1. What is Mid and Side?
2. How to Make Your Master Mid and Side
3. Quick Mastering Mid-Side EQ Settings
4. Quick Mastering Mid-Side Saturation Settings
5. Quick Mastering Mid-Side Compression Settings
6. Quick Mastering Mid-Side MB Compression Settings
7. Quick Mastering Mid-Side Limiting Settings
Mid and Side routing is the isolation of the left and right signals into the mono or mid image and the stereo or side image. When observing the stereo image, the mid is at 0 degrees or centered and the side is at 180 degrees.
Mid-side is used to affect the stereo width of a mix or master and can be created with some unique routing, or separated using mid-side plugins.
If you want to make your master mid and side you can either use a plugin with mid-sider functionality, or you can use some creative routing. To make my master mid and side I’ll duplicate the master, and use MSED by Voxengo.
With it, I’ll mute the mid on one and the side on the other, and then label my 2 tracks mid and side so I know which is which.
What’s great about this is that I can adjust my stereo width by changing the amplitude of these 2 tracks.
When using a mid-side equalizer, you can attenuate the side’s low end with a high-pass filter to make the lows mono - then cut out the side around 2kHz to make the vocal more focused. I’d also boost the side’s highs with a shelf to expand the high frequencies.
If you want to make the overall track wider or more narrow, alter the output and boost or cut the entire mid or side. Also, you can make any of these bands dynamic to cause program-dependent stereo expansion.
When using a mid-side saturator, I’d separate the signal into 4 bands, and then make the distortion on the lows and high mids occur only on the mid, and the distortion on the low-mid and highs occur on the side. This keeps the signal focused but impressively wide.

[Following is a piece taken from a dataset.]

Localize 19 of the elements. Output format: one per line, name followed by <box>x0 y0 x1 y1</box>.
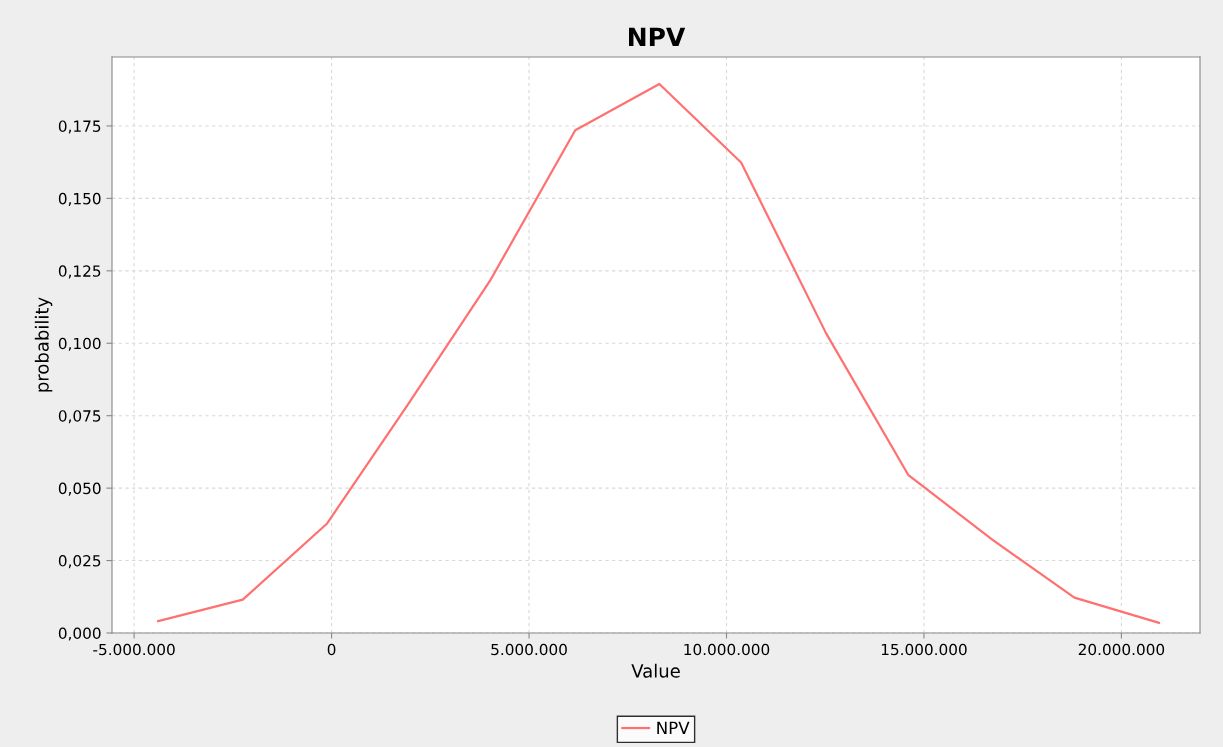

This setup makes it so that the distortion on the kick and bass as well as the vocals is centered, making them more powerful. The distortion on the body of the track, as well as the most aggressive frequencies, are spread.
When using a mid-side compressor, you can control the stereo image by determining what gets compressed more, the mid or side. To expand the image of your master compress the mid image more, to narrow the image of your master compress the side more.
The default for these compressors will be to compress the mid more, in turn expanding your image - this is probably the intended effect, but alter your settings to cause more compression on the side if wanted.
A multi-band compressor/expander is probably the best plugin for mid-side processing. Expand the side’s highs, and expand the low mids around 400Hz - then expand the mid’s lows around the kick, and 2kHz around the vocal, then adjust the attack and release times to determine its behavior.
What’s great about a multiband expander is that it lets you control both the frequency of your stereo imaging, and the duration of the imaging by altering the attack and release.
Similar to mid-side compression, mid-side limiting will typically cause more compression to the mid-channel - additionally, it isn’t super common to be able to change how this limiting occurs from channel to channel. All you’ll need to do is switch the limiter to mid-side mode.
In most compressors, the monitoring will show the mid-channel on the left, and the side on the right, so keep this in mind when trying to measure how much mid compression and stereo expansion is occurring.